Bullying dapat terjadi secara berulang dari waktu ke waktu. Bullying umumnya terjadi berupa perilaku ataupun kata-kata, seperti memanggil nama dengan sebutan yang menyakitkan, penganiyaan, mengancam atau mengasingkan satu orang atau lebih tanpa sebab yang jelas, pemerasan, penghinaan terhadap orang lain.
Dalam riset yang dilakukan oleh American Institutes for Researchpada tahun 2016, Indonesia berada dalam urutan lima besar tertinggi dalam kasus bullying. Hal ini menjadi sebuah tamparan keras bagi dunia pendidikan di Indonesia. Peringkat lima besar ini tidak dapat di abaikan begitu saja, jika tidak terusut dengan tuntas maka akan mengakibatkan Indonesia menduduki peringkat teratas dalam kasus bullying.
Selain itu, Komisioner Komisi Perlindungan Anak Indonesia (KPAI) juga menjelaskan, sejak tahun 2011 hingga 2017 pihaknya telah menemukan sekitar 26 ribu kasus kekerasan fisik dan psikis terhadap anak. Namun, khusus untuk bullying, tercatat ada sekitar 253 kasus. Jumlah tersebut terdiri dari 122 anak yang menjadi korban dan 131 anak yang menjadi pelaku.
Dari data tersebut menunjukkan bahwa lebih banyak anak yang menjadi pelaku bullying dibandingkan menjadi korban. Anak yang menjadi pelaku bullying umumnya memiliki karakteristik sifat seperti, mementingkan diri sendiri, sangat kompetitif, ekshibisionis dan agresif (Salmivalli dalam, Lodge, 2014). Anak-anak yang menjadi pelaku bullying juga memiliki tingkat empati yang rendah dan cenderung manipulatif serta memiliki hubungan interpersonal yang buruk (Baumeister dalam, Lodge, 2014). Lantas, apa penyebab utama seorang anak menjadi pelaku bullying?
Doktor Gail Gross pakar pendidikan dan parenting mengatakan bahwa ada beberapa hal yang dapat menyebabkan seorang anak menjadi pelaku bullying, yaitu :
Like Parent, Like Child
Role model atau acuan anak dalam berperilaku adalah tergantung dari apa yang mereka lihat.

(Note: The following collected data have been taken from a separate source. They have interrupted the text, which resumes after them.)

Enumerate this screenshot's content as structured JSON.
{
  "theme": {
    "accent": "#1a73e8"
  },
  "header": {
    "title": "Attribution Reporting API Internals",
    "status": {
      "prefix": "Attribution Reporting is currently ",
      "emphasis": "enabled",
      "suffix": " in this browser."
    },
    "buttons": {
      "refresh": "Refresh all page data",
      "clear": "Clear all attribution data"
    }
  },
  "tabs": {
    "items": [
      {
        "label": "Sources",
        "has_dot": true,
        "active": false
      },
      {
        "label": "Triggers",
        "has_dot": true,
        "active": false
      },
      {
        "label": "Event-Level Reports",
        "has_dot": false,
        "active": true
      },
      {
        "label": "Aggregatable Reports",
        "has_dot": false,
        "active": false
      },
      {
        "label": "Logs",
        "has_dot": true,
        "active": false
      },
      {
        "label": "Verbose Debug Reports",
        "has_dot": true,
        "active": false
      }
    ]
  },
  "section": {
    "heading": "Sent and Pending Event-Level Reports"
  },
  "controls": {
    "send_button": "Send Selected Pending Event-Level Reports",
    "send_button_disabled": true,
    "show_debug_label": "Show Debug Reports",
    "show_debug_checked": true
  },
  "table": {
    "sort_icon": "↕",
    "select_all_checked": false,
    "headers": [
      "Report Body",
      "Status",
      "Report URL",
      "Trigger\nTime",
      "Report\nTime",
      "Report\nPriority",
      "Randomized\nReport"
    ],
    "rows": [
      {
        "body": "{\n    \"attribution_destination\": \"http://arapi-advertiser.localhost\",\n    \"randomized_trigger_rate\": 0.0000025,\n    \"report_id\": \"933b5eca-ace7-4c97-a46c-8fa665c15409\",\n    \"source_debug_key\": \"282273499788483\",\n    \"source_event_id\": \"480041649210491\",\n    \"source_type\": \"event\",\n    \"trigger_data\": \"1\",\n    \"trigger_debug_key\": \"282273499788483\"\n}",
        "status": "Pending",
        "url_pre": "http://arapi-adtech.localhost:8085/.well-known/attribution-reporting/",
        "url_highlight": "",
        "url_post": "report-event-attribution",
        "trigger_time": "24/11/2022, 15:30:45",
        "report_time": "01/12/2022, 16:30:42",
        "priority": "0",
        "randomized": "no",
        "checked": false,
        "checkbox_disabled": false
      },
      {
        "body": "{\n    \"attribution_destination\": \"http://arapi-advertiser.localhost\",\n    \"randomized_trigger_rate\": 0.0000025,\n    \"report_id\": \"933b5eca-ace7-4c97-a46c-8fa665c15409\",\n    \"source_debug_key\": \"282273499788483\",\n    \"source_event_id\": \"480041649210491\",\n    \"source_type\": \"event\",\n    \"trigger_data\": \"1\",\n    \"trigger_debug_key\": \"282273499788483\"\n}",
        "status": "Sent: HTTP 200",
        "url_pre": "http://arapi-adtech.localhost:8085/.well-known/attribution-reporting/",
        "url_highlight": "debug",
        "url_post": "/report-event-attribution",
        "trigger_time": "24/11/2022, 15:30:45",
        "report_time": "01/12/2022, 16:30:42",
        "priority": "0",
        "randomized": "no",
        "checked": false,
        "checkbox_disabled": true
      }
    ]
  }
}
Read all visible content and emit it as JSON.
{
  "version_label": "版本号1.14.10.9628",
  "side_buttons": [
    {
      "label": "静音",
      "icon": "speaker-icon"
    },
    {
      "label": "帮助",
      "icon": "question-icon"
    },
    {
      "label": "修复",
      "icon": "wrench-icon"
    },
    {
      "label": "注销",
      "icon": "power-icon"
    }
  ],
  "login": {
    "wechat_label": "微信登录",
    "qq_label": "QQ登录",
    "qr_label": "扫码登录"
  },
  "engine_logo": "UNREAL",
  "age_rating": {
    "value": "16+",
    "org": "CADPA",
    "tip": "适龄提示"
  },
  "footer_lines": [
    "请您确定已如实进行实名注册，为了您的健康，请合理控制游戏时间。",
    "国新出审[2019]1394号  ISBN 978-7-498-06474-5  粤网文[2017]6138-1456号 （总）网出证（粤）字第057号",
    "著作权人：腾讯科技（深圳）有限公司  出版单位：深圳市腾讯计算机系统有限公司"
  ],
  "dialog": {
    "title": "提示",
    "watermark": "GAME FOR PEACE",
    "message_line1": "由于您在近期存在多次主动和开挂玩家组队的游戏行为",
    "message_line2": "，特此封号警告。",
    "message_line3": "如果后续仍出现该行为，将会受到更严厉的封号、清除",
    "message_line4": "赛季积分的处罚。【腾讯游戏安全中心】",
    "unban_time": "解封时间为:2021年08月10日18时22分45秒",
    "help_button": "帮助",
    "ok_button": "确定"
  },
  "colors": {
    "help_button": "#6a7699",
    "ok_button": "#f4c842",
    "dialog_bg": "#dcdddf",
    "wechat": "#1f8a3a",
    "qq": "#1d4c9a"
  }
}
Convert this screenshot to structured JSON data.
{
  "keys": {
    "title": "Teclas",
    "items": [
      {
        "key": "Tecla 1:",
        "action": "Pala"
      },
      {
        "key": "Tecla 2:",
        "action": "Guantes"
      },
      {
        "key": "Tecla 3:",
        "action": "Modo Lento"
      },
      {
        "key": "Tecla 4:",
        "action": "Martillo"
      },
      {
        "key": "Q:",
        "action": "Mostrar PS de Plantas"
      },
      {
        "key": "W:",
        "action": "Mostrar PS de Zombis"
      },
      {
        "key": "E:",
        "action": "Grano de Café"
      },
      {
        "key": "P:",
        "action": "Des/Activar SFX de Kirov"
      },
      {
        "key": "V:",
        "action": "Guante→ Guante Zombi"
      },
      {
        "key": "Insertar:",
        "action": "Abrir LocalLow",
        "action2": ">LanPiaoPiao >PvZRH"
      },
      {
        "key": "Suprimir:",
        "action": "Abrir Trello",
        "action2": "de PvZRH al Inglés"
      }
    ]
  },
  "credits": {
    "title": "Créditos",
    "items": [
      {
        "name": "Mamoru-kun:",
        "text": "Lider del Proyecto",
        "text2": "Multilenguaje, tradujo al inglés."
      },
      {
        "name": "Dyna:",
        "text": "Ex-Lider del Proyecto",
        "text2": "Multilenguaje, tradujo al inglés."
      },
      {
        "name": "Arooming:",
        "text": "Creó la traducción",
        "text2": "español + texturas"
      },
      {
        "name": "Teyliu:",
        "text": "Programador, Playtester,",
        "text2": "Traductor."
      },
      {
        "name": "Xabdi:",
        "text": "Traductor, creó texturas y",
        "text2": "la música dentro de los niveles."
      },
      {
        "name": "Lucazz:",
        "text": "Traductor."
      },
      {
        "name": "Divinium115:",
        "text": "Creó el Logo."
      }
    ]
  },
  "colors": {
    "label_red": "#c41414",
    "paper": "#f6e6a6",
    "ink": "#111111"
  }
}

Jika anak diintimidasi oleh orang tuanya atau diperlakukan dengan cara yang tidak sopan di rumah, anak tersebut cenderung meniru perilaku ini di sekolah. Mereka belajar dari orang tua mereka bahwa jenis perilaku ini dapat diterima dalam lingkungan.
The Powerless Child
Terkadang, anak yang menggertak adalah anak yang merasa sama sekali tidak berdaya di rumah. Mungkin anak ini diperlakukan dengan tidak baik, atau mereka melihat orang tuanya memperlakukan orang lain dengan tidak baik, sehingga merasa takut dan tidak berdaya di rumah. Oleh sebab itu, anak berupaya mengembalikan kekuatannya dengan melakukan intimidasi terhadap orang lain di sekolah.